Arctic Film Festivals Like Our Films


Arctic Fury Film Festival
4.-8.11.2009 Rovaniemi
Invited School of Art and Media Films:
Alone

The Electrician

Rain Must Fall



Arctic & Fabulous Film Festival
19.11-20.11.2009 Jyväskylä
Invited School of Art and Media Films:
Adaption

Diary of a Person with Asperger’s Syndrome

The Electrician

The School of Art and Media student films are touring this autumn on film festivals all over Europe.

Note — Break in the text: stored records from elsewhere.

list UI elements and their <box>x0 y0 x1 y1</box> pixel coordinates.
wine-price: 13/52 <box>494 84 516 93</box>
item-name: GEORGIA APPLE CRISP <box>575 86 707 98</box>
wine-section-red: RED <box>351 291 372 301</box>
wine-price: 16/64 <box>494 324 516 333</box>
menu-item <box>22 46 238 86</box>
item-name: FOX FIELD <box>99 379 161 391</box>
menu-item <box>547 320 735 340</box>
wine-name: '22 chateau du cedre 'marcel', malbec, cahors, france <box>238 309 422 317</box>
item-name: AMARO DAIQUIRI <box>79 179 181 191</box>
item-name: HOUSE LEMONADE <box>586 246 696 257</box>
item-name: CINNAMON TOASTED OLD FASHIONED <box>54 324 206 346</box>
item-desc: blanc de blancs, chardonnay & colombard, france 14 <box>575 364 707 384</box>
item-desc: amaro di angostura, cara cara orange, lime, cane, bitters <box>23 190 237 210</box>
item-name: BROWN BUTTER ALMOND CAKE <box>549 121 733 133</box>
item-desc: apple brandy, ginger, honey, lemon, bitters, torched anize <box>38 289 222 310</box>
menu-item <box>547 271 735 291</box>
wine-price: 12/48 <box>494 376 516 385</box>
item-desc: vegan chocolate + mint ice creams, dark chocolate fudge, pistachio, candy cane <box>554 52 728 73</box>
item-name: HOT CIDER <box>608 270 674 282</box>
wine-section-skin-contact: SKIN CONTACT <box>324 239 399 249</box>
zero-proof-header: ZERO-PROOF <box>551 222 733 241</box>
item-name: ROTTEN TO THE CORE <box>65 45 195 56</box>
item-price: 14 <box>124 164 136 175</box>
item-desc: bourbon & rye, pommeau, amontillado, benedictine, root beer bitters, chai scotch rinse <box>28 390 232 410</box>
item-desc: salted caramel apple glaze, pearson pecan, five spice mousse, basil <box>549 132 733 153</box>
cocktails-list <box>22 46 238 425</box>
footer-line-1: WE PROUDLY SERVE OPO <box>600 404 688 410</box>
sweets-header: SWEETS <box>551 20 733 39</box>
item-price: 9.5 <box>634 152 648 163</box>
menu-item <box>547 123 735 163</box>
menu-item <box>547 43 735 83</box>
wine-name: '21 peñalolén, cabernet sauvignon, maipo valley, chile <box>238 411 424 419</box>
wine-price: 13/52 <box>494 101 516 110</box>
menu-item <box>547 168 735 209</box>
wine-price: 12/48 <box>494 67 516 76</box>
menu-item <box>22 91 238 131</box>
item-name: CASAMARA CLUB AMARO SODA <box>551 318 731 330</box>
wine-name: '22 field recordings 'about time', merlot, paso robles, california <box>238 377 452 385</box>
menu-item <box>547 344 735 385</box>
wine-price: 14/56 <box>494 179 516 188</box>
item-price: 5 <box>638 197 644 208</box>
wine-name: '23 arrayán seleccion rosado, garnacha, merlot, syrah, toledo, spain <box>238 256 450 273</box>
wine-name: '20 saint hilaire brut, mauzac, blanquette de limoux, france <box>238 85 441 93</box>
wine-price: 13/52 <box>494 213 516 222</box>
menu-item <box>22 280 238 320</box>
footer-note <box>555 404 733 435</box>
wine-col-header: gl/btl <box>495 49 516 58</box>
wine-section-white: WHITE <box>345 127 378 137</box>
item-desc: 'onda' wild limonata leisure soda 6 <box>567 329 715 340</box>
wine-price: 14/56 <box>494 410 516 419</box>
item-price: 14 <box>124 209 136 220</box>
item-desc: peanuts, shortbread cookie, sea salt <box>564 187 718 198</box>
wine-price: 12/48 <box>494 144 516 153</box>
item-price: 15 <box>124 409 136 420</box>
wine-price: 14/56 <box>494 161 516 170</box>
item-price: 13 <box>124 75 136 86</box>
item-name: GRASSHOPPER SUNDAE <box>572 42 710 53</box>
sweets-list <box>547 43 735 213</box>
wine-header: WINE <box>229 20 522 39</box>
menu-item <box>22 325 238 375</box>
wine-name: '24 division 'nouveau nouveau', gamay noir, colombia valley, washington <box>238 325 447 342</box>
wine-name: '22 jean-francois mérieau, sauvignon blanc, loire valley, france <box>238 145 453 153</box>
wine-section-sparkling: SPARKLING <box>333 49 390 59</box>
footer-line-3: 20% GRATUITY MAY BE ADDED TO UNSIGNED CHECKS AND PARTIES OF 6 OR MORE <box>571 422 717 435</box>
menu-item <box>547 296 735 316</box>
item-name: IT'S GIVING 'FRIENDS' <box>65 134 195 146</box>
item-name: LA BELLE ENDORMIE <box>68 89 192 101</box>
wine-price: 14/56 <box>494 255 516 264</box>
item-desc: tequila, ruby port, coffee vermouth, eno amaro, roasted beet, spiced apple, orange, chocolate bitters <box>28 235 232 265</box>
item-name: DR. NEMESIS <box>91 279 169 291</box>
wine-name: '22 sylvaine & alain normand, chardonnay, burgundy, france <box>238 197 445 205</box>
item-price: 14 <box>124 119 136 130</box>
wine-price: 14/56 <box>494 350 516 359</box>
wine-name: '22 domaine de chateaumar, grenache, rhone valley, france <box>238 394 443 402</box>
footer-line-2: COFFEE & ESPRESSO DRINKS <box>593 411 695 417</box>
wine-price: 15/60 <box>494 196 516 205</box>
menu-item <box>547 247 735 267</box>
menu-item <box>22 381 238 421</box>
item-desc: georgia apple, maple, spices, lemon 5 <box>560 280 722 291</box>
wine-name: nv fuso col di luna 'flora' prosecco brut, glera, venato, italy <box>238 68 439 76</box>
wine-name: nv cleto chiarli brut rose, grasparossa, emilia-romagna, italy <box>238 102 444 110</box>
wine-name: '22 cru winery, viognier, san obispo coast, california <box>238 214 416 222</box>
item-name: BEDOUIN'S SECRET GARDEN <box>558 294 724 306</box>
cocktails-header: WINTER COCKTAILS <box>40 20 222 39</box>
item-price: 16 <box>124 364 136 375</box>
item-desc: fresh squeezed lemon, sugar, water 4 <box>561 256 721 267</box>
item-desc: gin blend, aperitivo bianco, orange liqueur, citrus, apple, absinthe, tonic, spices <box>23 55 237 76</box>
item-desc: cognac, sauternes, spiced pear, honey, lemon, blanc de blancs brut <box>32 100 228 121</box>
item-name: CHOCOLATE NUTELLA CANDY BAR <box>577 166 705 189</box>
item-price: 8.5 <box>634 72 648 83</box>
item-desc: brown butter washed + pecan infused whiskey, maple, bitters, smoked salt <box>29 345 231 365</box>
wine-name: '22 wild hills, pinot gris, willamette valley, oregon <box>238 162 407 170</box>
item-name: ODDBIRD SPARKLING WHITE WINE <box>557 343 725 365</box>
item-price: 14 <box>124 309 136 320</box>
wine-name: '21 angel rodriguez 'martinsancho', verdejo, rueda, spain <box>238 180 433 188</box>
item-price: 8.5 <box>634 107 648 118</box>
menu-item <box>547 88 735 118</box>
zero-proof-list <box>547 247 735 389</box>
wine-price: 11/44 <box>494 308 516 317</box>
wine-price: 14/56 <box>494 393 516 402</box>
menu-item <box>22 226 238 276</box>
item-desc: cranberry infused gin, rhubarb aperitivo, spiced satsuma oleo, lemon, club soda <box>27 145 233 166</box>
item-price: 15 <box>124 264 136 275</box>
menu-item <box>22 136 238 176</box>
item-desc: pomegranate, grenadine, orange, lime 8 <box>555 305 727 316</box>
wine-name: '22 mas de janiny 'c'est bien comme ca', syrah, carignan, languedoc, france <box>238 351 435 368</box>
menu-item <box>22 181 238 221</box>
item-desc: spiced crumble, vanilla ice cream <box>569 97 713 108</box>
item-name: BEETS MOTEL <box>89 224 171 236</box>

Two festivals focusing on Nordic Films have invited three films each from our school.

The Electrician was invited to both festivals.
It is already introduced in our blog several times.

Diary of a Person with Asperger’s Syndrome was introduced ten days ago in this story.

Follow those links to read more about the Electrician and the Asperger Diary, now this blog introduces the films only mentioned here before:

Piilo/Alone, directed by Aleksi Närvä is a short thriller. A young boy, Kasper is going home alone, while her mother is once again working all day. Suddenly, Kasper must begin to hide and search a way out, when two burglars break in to the house. The film asks a question: Can a child survive a number of horrible and traumatic events all by himself?

Alone website with trailer

The short film Rain Must Fall (Ennustus) is written and directed by Anna-Kaisa Haapala. The story takes place in post-war Finland during the rebuilding years 1948 - 1956. The film is based on a real story and shows the tragic struggle of a family trying to survive one day at a time.
Director's comment: "When I was a child, I heard a story I wanted to hear over and over again. It was a fascinating story, because they said it was true." – Rain Must Fall will share that story with you.

Trailer with English subtitles

Adaption is the graduate film of our Fine Art Programme student Henna Inkinen, shown at Tampere Art Factory last spring. The director tells the story about the film:

"In my film series Suicidal Tendencies, I examine the manifestations of suicidality. The first part dealt with the suicidal aspects of the physical existence and the anxiety created by the body image. In the second part, Adaption, I sink my teeth into the romance of death, the Gothic conception of beauty where cruelty and beauty intertwine.

The main character of the film is a 30-year old woman who is making the decision of her life. She is one of the many burnt-out workers of the modern day, of whom the society expects more and more unrealistic results. Adaption takes place in a Finnish scenery of the mind: the wintery period of darkness. The locations include a dark seaside, a sauna and a forest at night.

Every now and then our subconscious writes our dreams as cruel horror stories. The self-inflicted fear we face there is near to the core of the film Adaption. A powerful sense of panic creates a strong atmosphere for the film. The desire and dread for death are beautiful in their horror. There is a strong presence of otherness, which is visualized as transitions from one time and era to another.

The displacement between reality and the dream or fantasy can also be interpreted as a kind of inter-generational Déja vù phenomenon. On the other hand, it depicts the workings of a suicidal mind; the sense of one’s existence is being shaken up and the mind and the personality are overwhelmed by the uncontrollable otherness."